Caption: Two diagrams illustrating how the elongation of an ellipse and the location of its 2 focuses depend on eccentricity e. The second diagram is just an elaboration of the first one.
Features:
- An ellipse
is a plane curve
and, if you neglect scale,
a geometric shape.
- The standard ellipse
formula in
Cartesian coordinates is
(x/a)**2 +(y/b)**2 = 1 ,
"a" is the semi-major axes, "b" is the semi-minor axis, and a ≥ b without loss of generality since one can just flip the names if a < b.If a = b, then the ellipse specializes to the circle with radius a = b.
- The two focuses of
an ellipse have special geometric
significance.
Most obviously, a triangle
with vertices
at the focuses
and on the ellipse curve
has the two sides touching the
ellipse curve
having summed length = 2a
(see Wikipedia:
Ellipse: Definition of an ellipse as locus of points).
- In Newtonian physics,
a bound
2-body system
interacting through a
inverse-square law
force
(e.g.,
a
gravitationally bound
2-body system)
has the 2 bodies
orbiting
their mutual center of mass
in ellipses
with the center of mass
being at a focus
of each
elliptical orbit.
The other focuses
being just empty points in space.
For a gravitationally bound 2-body system as the mass of body_1 (i.e., M_1) goes to infinity relative to the mass of body_2 (i.e., M_2), body_1 goes to being centered on the center of mass. Thus, body_2 effectively orbits body_1 in an elliptical orbit when M_1 >> M_2.

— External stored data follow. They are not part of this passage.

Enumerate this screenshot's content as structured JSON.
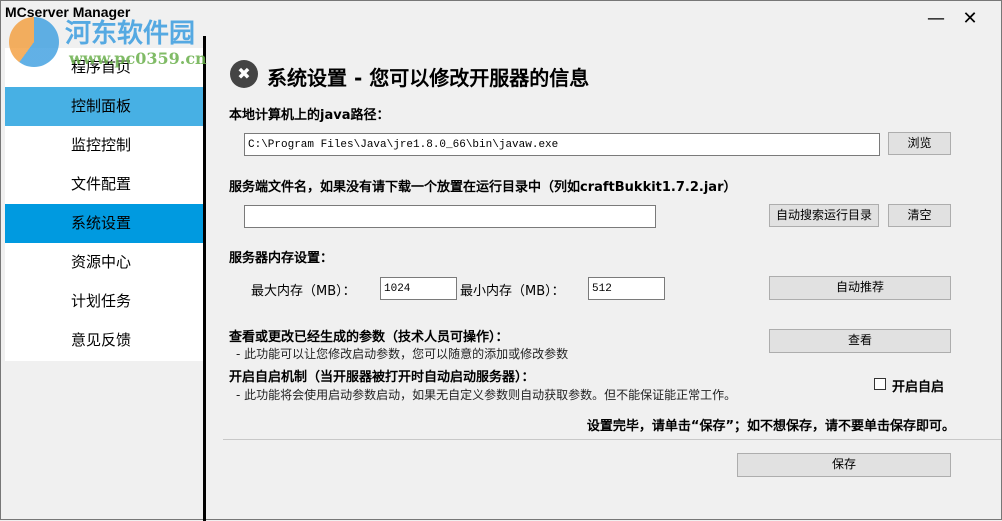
{
  "window": {
    "title": "MCserver Manager",
    "minimize": "—",
    "close": "✕"
  },
  "watermark": {
    "text": "河东软件园",
    "url": "www.pc0359.cn"
  },
  "sidebar": {
    "items": [
      {
        "label": "程序首页"
      },
      {
        "label": "控制面板"
      },
      {
        "label": "监控控制"
      },
      {
        "label": "文件配置"
      },
      {
        "label": "系统设置"
      },
      {
        "label": "资源中心"
      },
      {
        "label": "计划任务"
      },
      {
        "label": "意见反馈"
      }
    ]
  },
  "main": {
    "icon": "tools-icon",
    "heading": "系统设置 - 您可以修改开服器的信息",
    "java_label": "本地计算机上的java路径：",
    "java_path": "C:\\Program Files\\Java\\jre1.8.0_66\\bin\\javaw.exe",
    "browse": "浏览",
    "server_label": "服务端文件名，如果没有请下载一个放置在运行目录中（列如craftBukkit1.7.2.jar）",
    "server_file": "",
    "auto_search": "自动搜索运行目录",
    "clear": "清空",
    "memory_label": "服务器内存设置：",
    "max_mem_label": "最大内存（MB）：",
    "max_mem": "1024",
    "min_mem_label": "最小内存（MB）：",
    "min_mem": "512",
    "auto_recommend": "自动推荐",
    "params_label": "查看或更改已经生成的参数（技术人员可操作）：",
    "params_hint": "- 此功能可以让您修改启动参数，您可以随意的添加或修改参数",
    "view": "查看",
    "autostart_label": "开启自启机制（当开服器被打开时自动启动服务器）：",
    "autostart_hint": "- 此功能将会使用启动参数启动，如果无自定义参数则自动获取参数。但不能保证能正常工作。",
    "autostart_checkbox": "开启自启",
    "autostart_checked": false,
    "notice": "设置完毕，请单击“保存”；如不想保存，请不要单击保存即可。",
    "save": "保存"
  }
}
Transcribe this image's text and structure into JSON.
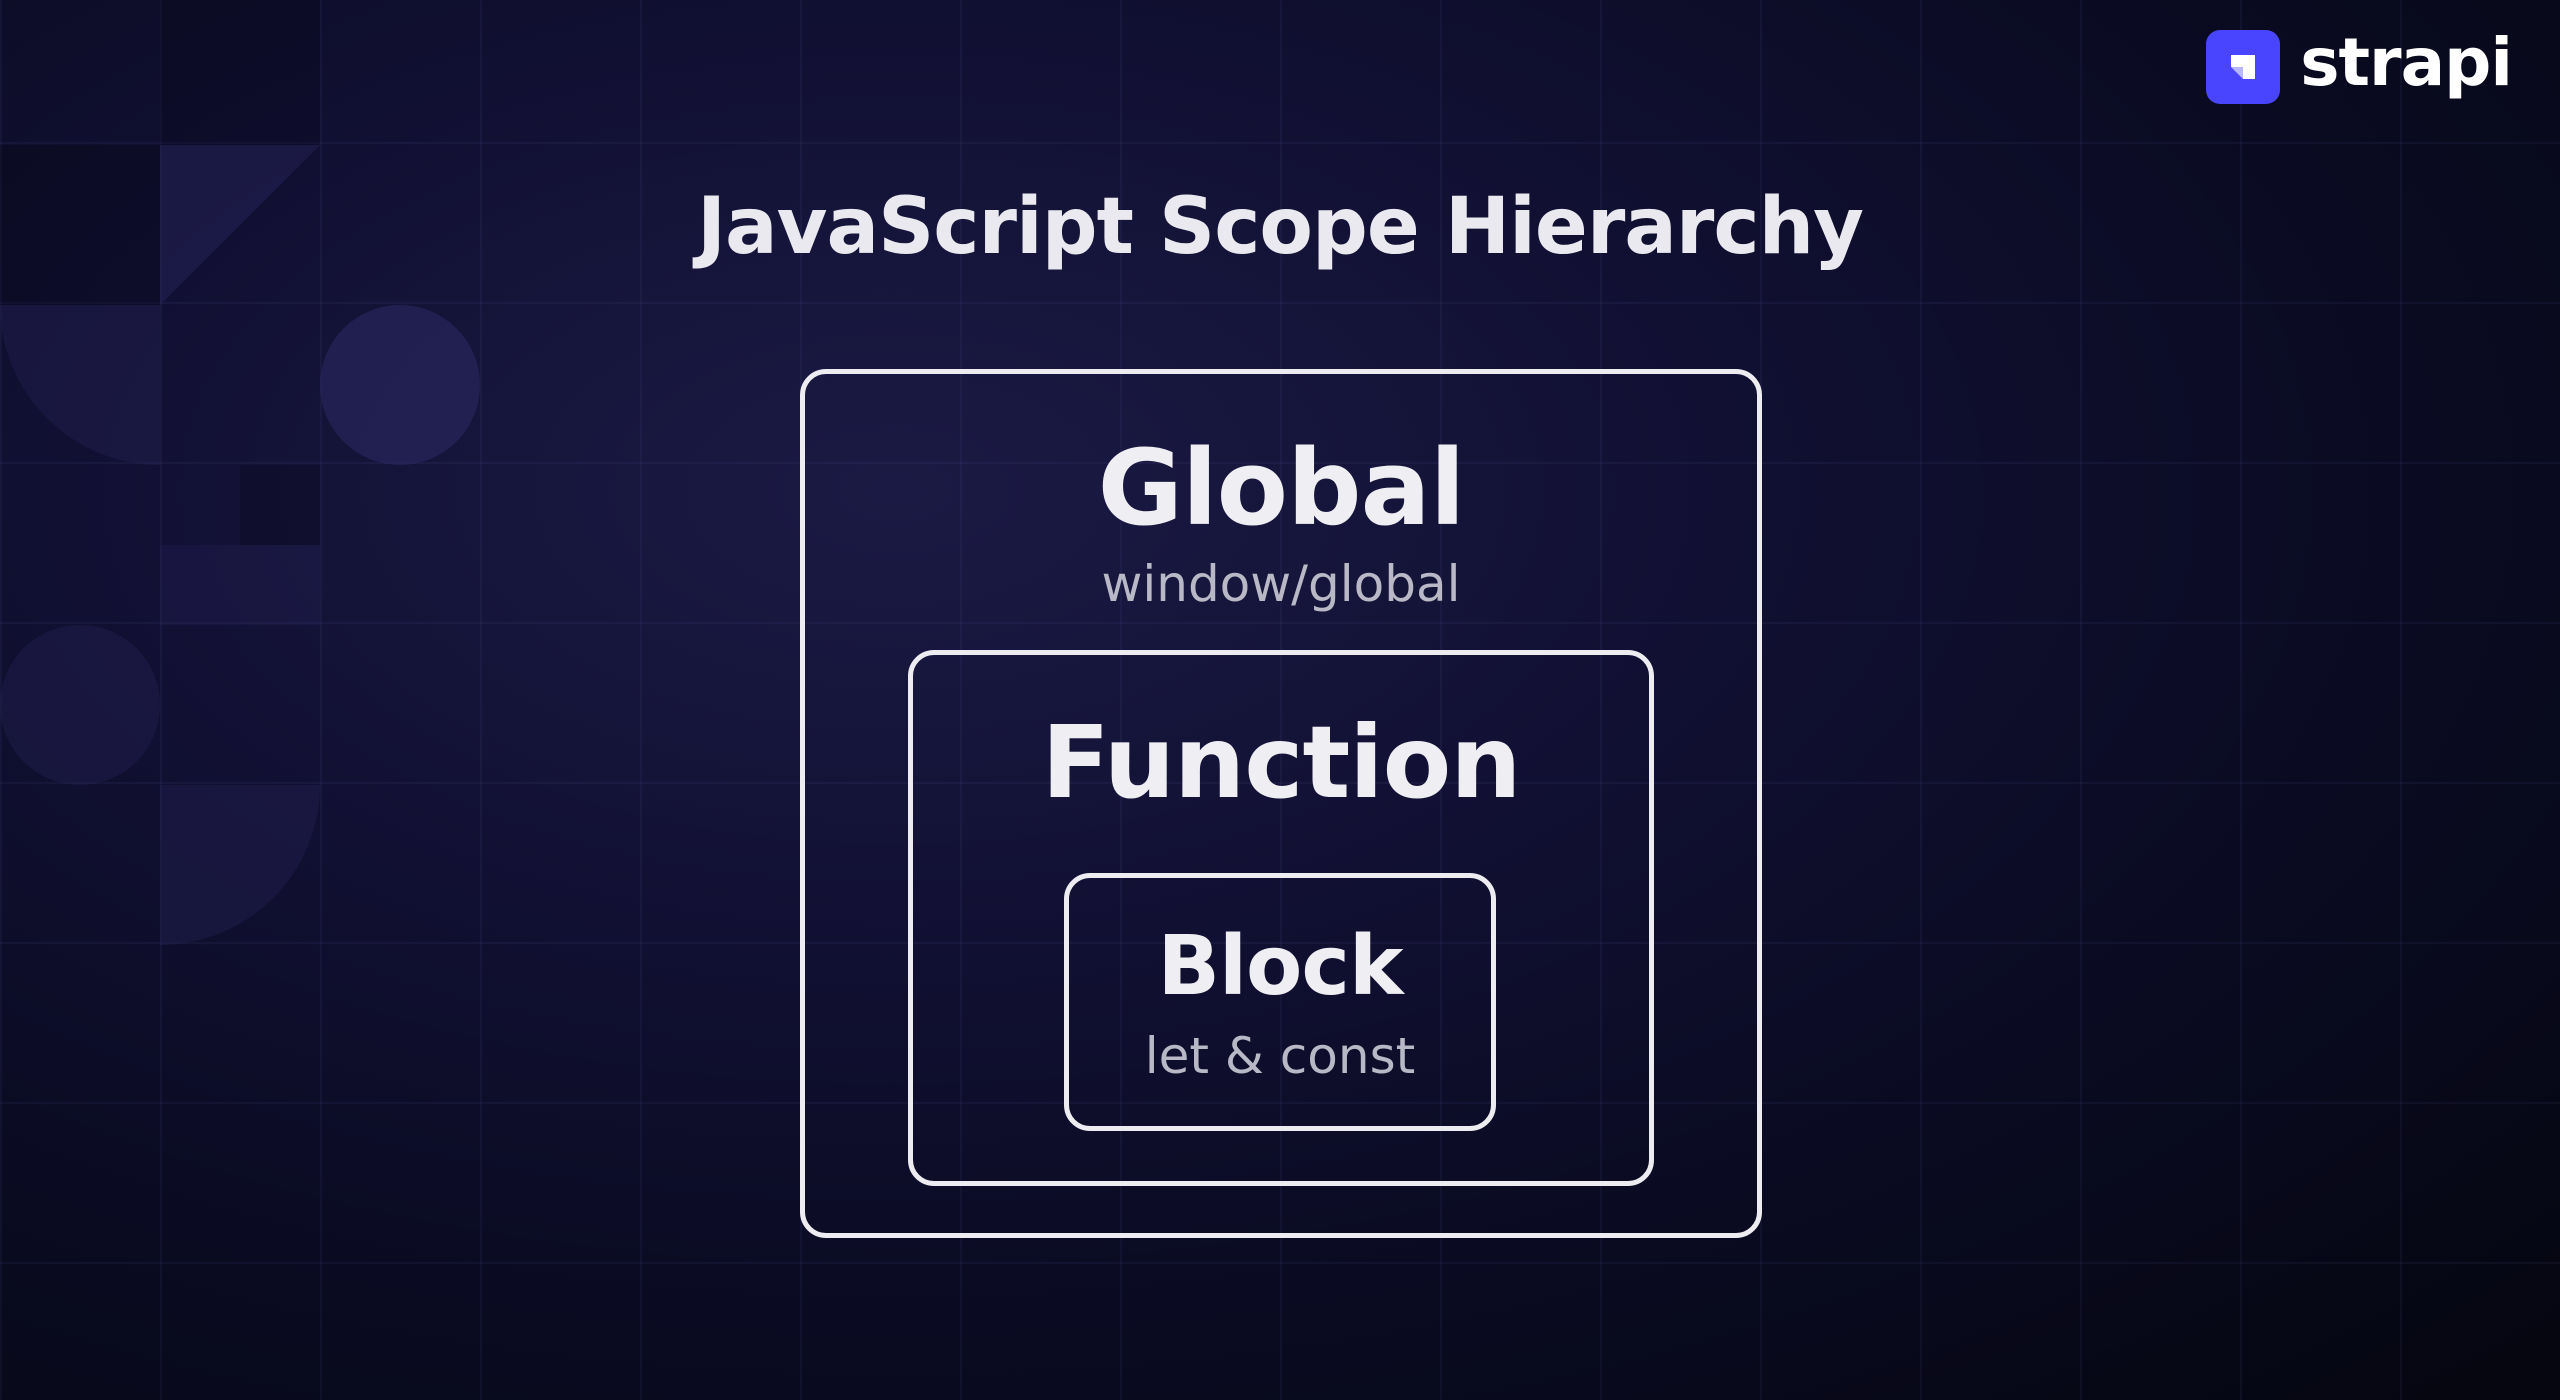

The extreme mass disparity situation is pretty common: e.g., (1) a star is usually much more massive than any of its planets, (2) a planet is often much more massive than any of its moons.
When the extreme mass disparity situation holds between a massive body (usually called the primary) and a group of less massive bodies, then usually to 1st order approximation the massive body and each less massive body from a extreme-mass-disparity 2-body system since the other less massive bodies just cause gravitational perturbations.